Just don’t want more bad blood and/or legal problems as there was a camera and it surely had a wounded deer pic on it. I’m praying that one runs to my place this week and I can chew on an ear or two while we drag their deer off my property


----------



## fastwater (Apr 1, 2014)

shadowalker said:


> I know I will get crap for this,,but you did what was right,,go back after dark and finish
> Your blood trail,,you haven't heard back from G\W ? No surprise there.


NO deer is worth a criminal trespass conviction which sounds like exactly what would happen if he got caught following your advice. Especially since he's already been told not to be on the property.
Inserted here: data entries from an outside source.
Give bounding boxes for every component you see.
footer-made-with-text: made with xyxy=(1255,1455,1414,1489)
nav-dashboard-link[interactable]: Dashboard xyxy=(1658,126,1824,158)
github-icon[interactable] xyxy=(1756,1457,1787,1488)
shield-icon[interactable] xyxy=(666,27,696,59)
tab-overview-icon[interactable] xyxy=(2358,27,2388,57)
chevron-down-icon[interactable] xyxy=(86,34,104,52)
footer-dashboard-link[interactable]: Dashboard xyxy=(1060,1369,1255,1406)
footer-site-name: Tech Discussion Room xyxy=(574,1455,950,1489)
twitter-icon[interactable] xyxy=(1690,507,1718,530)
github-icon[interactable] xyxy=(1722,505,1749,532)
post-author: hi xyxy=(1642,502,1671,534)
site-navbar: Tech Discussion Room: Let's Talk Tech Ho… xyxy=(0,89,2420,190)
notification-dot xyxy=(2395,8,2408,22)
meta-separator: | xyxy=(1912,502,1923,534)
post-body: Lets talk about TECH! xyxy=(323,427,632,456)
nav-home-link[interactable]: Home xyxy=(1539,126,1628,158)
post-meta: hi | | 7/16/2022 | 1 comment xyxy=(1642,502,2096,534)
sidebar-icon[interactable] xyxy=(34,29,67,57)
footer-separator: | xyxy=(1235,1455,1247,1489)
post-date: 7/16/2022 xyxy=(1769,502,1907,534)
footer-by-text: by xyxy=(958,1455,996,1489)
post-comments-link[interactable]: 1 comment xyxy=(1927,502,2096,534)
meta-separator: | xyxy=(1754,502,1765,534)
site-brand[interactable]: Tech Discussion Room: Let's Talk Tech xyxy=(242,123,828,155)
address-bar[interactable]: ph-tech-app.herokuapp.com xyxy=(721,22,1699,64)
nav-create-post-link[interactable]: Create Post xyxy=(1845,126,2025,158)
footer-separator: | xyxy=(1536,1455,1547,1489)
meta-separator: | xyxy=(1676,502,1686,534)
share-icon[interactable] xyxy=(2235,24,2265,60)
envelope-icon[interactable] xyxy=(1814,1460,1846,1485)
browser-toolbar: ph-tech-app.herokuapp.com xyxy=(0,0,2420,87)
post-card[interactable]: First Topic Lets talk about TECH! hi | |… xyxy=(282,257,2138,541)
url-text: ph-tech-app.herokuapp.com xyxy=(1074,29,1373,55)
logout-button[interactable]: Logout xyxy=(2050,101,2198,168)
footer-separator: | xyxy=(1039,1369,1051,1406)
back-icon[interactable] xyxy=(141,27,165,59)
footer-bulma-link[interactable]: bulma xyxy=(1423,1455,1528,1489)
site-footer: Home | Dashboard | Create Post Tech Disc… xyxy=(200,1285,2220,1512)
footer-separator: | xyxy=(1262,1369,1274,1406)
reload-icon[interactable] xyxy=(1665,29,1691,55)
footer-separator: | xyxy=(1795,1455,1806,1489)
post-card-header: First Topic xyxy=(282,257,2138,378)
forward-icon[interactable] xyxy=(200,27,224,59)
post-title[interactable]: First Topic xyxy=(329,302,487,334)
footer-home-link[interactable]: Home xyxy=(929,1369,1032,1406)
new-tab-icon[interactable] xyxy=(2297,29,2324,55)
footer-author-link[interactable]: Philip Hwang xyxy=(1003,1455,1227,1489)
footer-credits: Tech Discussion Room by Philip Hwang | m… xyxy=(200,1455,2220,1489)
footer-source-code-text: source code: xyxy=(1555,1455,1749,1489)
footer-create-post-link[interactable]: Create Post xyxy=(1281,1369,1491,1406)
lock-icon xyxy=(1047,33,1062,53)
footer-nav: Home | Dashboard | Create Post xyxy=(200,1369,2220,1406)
It's a true shame this happened to you threeten. With the exception of one neighbor, there is a standing agreement with all other surrounding neighbor's. If we shoot a deer early morning that makes it to the others property, we don't go onto their property until we call them around 11 as that's when most break for lunch. Not so much about getting permission to go onto their property but so that we don't blow their morning hunt. Same if we shoot one in the early PM. We'll wait until dark. This system has worked out really well for us.
Now the one neighbor knows not to even asked to cross onto me nor any of the rest of his neighbor's. Without going into detail, he and his boys have earnestly earned the sad reputation they have around here.


----------